Zijn album Primrose Green (2015) ontving vrijwel uitsluitend lovende kritieken. Tot zijn fanschare behoren onder meer de beroemde contrabassist Danny Thompson en Led Zeppelins Robert Plant. De druk staat op de ketel voor Ryley Walker, maar de 27-jarige troubadour volgt op zijn nieuwe album Golden Sings That Have Been Sung gewoon zijn eigen weg.
Festivaloptredens, een vol Paradiso, uitverkochte shows in Groot-Brittannië en de Verenigde Staten. De afgelopen twee jaren zijn behoorlijk intensief geweest voor Ryley Walker. Haast niet te combineren met het schrijven van nieuwe muziek, zou je zeggen. Gelukkig maakt Walker gebruik van een efficiënte manier van componeren: zodra de basis van een nummer staat, improviseren Walker en zijn band de rest bij elkaar. Deze semi-geïmproviseerde composities werken bijzonder goed. Het is alsof de muziek à la minute voor de luisteraar wordt gespeeld.
Riep Primrose Green nog sterke associaties op met seventies folkhelden als Nick Drake en met name Tim Buckley, op Golden Sings That Have Been Sung heeft Walker de inspiratie een Buckley-generatie verder gezocht. Jeff Buckley, Jim O’Rourke en Mark Kozelek lijken hun invloed te hebben achtergelaten op de plaat. Niet alleen qua sound, maar ook qua type singer-songwriter past Walker in dit rijtje: geen standaard couplet-refrein-couplet-composities, maar ingenieuze structuren, eigenzinnige teksten en de subtiele inzet van afwijkende instrumenten.

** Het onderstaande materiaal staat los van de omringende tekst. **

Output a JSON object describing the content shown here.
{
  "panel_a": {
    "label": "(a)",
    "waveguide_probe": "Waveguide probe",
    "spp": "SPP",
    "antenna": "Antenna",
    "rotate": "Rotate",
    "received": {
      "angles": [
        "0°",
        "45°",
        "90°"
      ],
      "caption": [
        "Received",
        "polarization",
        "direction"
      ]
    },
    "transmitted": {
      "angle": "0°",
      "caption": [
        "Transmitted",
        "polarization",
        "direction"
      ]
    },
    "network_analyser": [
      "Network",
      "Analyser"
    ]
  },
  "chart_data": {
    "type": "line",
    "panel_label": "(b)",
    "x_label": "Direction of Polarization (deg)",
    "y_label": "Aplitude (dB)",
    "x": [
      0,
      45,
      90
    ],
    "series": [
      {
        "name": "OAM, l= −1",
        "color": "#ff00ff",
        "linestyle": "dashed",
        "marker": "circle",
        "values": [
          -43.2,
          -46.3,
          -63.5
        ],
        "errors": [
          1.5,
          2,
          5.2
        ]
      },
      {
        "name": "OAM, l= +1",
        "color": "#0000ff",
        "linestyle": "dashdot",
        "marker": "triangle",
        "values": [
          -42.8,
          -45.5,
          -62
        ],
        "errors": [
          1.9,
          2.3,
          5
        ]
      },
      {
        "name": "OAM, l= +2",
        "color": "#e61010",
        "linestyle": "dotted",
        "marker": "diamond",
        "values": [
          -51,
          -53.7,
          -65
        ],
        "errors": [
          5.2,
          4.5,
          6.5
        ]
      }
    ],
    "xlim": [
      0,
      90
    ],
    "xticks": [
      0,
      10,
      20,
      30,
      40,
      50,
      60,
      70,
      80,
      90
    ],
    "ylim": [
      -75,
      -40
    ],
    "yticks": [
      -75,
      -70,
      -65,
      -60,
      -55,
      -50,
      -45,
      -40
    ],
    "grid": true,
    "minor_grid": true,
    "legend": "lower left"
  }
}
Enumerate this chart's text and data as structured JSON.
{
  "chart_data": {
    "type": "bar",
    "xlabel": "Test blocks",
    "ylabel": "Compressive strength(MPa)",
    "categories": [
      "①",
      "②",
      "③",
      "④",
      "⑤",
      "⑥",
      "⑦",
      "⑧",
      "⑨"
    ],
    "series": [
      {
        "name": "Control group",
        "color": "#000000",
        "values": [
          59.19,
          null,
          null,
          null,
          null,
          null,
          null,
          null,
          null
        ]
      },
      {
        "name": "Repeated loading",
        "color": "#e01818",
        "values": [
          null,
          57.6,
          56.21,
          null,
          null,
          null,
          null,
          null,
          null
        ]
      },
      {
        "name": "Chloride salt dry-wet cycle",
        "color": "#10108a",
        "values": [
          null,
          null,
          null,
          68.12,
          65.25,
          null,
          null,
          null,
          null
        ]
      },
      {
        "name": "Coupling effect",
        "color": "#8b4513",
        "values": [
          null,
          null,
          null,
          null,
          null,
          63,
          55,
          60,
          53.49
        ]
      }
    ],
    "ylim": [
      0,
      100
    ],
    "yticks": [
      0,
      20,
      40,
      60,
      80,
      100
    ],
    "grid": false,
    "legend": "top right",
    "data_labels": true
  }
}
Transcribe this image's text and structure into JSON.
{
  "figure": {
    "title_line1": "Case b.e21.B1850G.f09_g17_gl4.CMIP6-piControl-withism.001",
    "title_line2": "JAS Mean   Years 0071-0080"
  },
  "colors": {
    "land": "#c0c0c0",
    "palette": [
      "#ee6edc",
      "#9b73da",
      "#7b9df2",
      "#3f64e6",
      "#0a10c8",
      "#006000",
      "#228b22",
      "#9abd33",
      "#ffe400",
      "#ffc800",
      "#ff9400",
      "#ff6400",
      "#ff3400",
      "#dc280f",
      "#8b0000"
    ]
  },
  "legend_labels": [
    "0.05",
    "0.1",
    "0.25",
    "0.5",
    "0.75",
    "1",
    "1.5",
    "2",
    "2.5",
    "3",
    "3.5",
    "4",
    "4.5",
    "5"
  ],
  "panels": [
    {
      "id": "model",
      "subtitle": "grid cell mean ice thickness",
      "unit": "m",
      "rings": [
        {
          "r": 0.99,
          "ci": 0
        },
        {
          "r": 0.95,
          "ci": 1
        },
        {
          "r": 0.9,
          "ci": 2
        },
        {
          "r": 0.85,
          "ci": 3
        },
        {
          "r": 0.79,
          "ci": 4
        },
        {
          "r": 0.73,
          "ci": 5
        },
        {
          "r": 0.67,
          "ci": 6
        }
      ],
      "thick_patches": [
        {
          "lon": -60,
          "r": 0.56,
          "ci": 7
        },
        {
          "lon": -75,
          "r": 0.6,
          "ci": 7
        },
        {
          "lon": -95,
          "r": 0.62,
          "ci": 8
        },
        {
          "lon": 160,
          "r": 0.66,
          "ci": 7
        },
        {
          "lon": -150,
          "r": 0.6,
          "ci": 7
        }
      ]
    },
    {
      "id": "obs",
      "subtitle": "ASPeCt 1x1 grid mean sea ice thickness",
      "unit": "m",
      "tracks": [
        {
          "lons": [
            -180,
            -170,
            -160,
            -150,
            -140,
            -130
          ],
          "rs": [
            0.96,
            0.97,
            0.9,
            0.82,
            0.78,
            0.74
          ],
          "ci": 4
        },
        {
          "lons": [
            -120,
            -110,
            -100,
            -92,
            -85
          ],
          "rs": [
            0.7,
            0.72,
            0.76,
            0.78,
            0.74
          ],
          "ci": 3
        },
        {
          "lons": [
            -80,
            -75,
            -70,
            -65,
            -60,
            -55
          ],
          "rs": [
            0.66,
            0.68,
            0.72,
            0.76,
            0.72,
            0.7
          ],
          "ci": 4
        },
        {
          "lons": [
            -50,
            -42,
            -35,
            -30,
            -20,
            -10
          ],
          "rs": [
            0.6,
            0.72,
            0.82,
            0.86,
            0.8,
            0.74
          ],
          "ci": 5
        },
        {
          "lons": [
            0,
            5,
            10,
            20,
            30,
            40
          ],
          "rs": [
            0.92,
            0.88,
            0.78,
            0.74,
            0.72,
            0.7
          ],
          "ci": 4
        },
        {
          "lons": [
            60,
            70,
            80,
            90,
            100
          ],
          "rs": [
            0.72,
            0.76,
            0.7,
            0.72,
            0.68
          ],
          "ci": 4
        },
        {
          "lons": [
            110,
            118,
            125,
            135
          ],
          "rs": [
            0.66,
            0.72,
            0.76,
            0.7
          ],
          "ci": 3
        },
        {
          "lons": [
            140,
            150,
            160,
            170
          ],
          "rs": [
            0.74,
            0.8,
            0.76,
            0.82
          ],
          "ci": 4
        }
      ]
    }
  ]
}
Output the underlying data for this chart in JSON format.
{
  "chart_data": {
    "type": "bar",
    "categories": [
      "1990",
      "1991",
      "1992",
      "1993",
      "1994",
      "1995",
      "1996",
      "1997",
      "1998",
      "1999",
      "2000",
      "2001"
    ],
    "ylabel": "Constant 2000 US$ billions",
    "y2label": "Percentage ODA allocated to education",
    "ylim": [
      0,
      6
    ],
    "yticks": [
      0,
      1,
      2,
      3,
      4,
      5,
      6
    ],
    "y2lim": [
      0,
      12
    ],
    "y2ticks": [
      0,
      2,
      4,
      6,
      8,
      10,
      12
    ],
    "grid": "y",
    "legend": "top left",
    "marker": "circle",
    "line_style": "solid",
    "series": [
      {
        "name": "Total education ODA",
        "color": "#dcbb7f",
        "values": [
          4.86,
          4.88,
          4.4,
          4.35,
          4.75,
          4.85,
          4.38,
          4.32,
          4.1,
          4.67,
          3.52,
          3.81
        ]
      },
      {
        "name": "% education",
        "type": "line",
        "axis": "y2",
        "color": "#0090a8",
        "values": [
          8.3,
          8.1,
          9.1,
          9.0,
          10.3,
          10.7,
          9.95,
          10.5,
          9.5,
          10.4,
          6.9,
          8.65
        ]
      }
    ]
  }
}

Openingstrack The Halfwit In Me vormt – samen met de melancholische prachtsong The Roundabout – de ruggengraat van Golden Sings. De muzikale stijl van Walker komt in al zijn facetten naar voren. Fingerpicking gitaarspel, smaakvolle ondersteuning door de klarinet en ironische lyrics vol zelfreflectie. De zes minuten vliegen voorbij. Zelfs al ging The Halfwit In Me nog een kwartier door, verveling zou geen moment op de loer liggen.
In Sullen Mind mijmert Walker over het omgaan met donkere periodes in het leven. Een wat uitgekauwd thema, maar door het over de persoonlijke boeg te gooien voorkomt de Amerikaan voorspelbaarheid. Walker concludeert dat zijn opvoeding hem niet van tegenslagen heeft kunnen weerhouden. ‘I only have a Christian education/and with a sullen mind I carry it’. Juist door dit soort persoonlijke gedachtenspinsels als songtekst te gebruiken, voelt Golden Sings als een interessant uitstapje in Walkers hoofd. Gluren bij de buren, op uitnodiging van de buren zelf.
Vermeldenswaardig is eveneens slotnummer Age Old Tale. Hoewel de ruim acht minuten op het eerste gehoor kalm verlopen, blijkt het de intense climax te zijn die het achttal nummers van Golden Sings verdient. Het is weer zo’n nummer waarvan je hoopt dat Walker en zijn band er live nog eens acht minuten aan vast improviseren. De manier waarop gitaar, bas, harp en cimbalen elkaar versterken is indrukwekkend. Een waardig slotstuk.
Golden Sings That Have Been Sung is geen alledaags album, zal weinig airplay krijgen en is zeker geen floorfiller op feesten en partijen. Toch is een verzoek om de plaat eens te beluisteren op zijn plaats. Ryley Walker durft risico’s te nemen in zijn composities en weet deze vervolgens met verve te trotseren. Hij ademt vakmanschap, zonder op enig moment de showman uit te hangen. Het kost mogelijk meerdere luisterbeurten, maar de aanhouder wordt met Golden Sings That Have Been Sung rijkelijk beloond.